The taxpayer (“EMF”), which was a construction company engaged in large civil engineering projects such as roads, bridges and natural gas networks, contracted with Hydro-Quebec (“HQ”) for the furnishing, installation and operation of an on-site portable concrete-producing facility for the provision of the concrete in the installation of a large hydro-electric dam at a remote location. In finding that such a contract should be characterized for as the manufacturing of goods (the concrete) for sale, rather than as a contract of service, Trudel JCQ stated (at paras. 48, 59, TaxInterpretations translation):
[T]he evidence shows that the true intention of the parties to the contract was more to ensure, in the construction of the dam, that HQ could obtain supplies of concrete-cement for the purposes of its project to construct “La Romaine 3” power station at all times and continuously, taking into account the challenges linked to the unique conditions of this project. …

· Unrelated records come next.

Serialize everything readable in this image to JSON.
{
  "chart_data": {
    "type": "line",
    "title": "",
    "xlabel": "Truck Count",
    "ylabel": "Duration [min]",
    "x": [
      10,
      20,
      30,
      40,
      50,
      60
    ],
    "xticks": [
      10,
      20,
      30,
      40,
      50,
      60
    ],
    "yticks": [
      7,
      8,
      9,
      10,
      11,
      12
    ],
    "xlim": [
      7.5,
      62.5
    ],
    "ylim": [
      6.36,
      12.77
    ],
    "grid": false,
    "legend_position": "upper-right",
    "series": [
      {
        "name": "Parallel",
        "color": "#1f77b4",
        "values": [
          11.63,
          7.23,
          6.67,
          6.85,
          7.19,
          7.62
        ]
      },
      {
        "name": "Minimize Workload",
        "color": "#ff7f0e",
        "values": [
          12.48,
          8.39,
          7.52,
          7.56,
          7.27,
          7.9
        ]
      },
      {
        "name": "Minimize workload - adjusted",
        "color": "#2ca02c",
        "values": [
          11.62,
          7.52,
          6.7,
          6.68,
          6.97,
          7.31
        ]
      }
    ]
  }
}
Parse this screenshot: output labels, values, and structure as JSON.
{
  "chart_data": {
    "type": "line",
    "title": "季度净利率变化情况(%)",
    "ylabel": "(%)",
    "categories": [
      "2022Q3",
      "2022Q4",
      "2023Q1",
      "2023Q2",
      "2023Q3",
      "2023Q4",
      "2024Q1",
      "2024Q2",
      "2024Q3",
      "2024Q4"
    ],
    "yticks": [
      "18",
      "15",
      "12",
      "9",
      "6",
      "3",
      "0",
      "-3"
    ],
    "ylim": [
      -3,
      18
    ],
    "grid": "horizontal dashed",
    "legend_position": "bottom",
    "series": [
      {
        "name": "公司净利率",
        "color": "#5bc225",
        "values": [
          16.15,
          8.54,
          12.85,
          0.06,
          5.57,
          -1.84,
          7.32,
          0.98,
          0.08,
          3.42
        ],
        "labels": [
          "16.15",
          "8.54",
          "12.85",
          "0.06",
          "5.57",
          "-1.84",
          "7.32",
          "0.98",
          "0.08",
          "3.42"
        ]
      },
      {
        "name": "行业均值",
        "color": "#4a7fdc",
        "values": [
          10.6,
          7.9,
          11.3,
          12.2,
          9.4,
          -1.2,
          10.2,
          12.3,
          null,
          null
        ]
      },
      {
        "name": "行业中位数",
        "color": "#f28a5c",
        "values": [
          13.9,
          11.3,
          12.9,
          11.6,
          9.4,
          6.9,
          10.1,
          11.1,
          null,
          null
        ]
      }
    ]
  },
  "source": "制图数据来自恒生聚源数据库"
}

The Court cannot consider the control measures and contractual requirements of the client as intrinsic characteristics of a service contract, but must rather considers them as representative of HQ's desire to ensure that its supplier would be able to manufacture in sufficient quantity and supply it with concrete-cement in time and place, taking into account the remoteness of its construction site and the extreme geographical and meteorological conditions of a normal construction site.
He went on to find that the exclusion from a manufacturing operation for “construction” did not apply given the distinctness and separation of this operation from the construction business of the company.